In regards to the arithmetic triangle:
1
1 1
1 2 1 etc
we know that it is a way to calculate the binomial coefficients or number of choices $C(n,r)$.
So I understand that there is only $1$ way to choose a set of size $0$ from an empty set and that is what the $1$ at the top of the triangle shows.
Also there is $1$ way to choose a set of size $0$ from any set hence each row starts with $1$. Each row is built on the previous one and I am confused with the logic for $2$, in the center of the third line.
Basically that $2$ means that there are $2$ ways to pick a single person from a pair, but this $2$ is the sum of the ones in the first row i.e. $1$ way to choose a set of size $0$ and $1$ way to choose one person from a set of one.
But summing these two with this meaning does not make sense to me i.e. that the number of ways to pick a single person from a pair is the number of ways to pick $0$ persons from an empty set plus the number of ways to pick $1$ person from a pair.
What am I misunderstanding here?
It might be more helpful to think about the general case first: $\binom{n}{r} + \binom{n}{r + 1} = \binom{n+1}{r+1}$. (This is the combinatorial formula behind the condition that a number in the triangle is the sum of the two numbers above it.)
To explain this formula, imagine you have people numbered $1, 2, \dots, n + 1$, and that you want to choose a subset of $r + 1$ of them. The key idea is that you will include person $n + 1$ or you won’t. If you don’t include person $n + 1$, then you’re choosing a $(r + 1)$-subset from $n$ people, i.e. $\binom{n}{r + 1}$. If you do include person $n + 1$, then you have to choose $r$ more people from $n$ people, i.e. $\binom{n}{r}$. The “either/or” setup implies that the total number of subsets $\binom{n+1}{r+1}$ is the sum of these two binomial coefficients.

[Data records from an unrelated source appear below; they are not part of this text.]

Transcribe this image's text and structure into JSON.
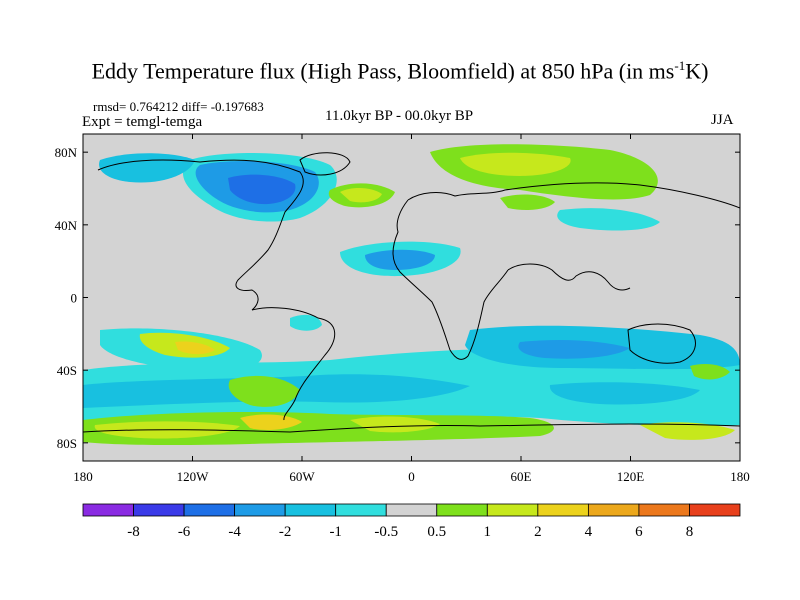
{
  "title": {
    "main": "Eddy Temperature flux (High Pass, Bloomfield) at 850 hPa (in ms",
    "sup": "-1",
    "tail": "K)"
  },
  "stats": "rmsd= 0.764212 diff= -0.197683",
  "experiment": "Expt = temgl-temga",
  "period": "11.0kyr BP - 00.0kyr BP",
  "season": "JJA",
  "map": {
    "lat_ticks": [
      {
        "value": 80,
        "label": "80N"
      },
      {
        "value": 40,
        "label": "40N"
      },
      {
        "value": 0,
        "label": "0"
      },
      {
        "value": -40,
        "label": "40S"
      },
      {
        "value": -80,
        "label": "80S"
      }
    ],
    "lon_ticks": [
      {
        "value": -180,
        "label": "180"
      },
      {
        "value": -120,
        "label": "120W"
      },
      {
        "value": -60,
        "label": "60W"
      },
      {
        "value": 0,
        "label": "0"
      },
      {
        "value": 60,
        "label": "60E"
      },
      {
        "value": 120,
        "label": "120E"
      },
      {
        "value": 180,
        "label": "180"
      }
    ],
    "background_color": "#d3d3d3"
  },
  "colorbar": {
    "colors": [
      "#8a2be2",
      "#3a3ae8",
      "#1e6fe6",
      "#1e9be6",
      "#18c0e0",
      "#30dede",
      "#d3d3d3",
      "#7ee01c",
      "#c6e81c",
      "#ecd21c",
      "#eca81c",
      "#ec781c",
      "#e8401c"
    ],
    "labels": [
      "-8",
      "-6",
      "-4",
      "-2",
      "-1",
      "-0.5",
      "0.5",
      "1",
      "2",
      "4",
      "6",
      "8"
    ]
  }
}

Now as for your special case: $\binom{2}{1} = \binom{1}{0} + \binom{1}{1}$, the people are named $1$ and $2$, and we want to choose just 1 of them. Your subset either contains person 2 or it doesn’t. If it doesn’t, we get the $\binom{1}{1} = 1$ term as we are forced to take person 1. If the subset does contain person 2, then we choose $0$ people from a set of size 1, i.e. the $\binom{1}{0}$ term.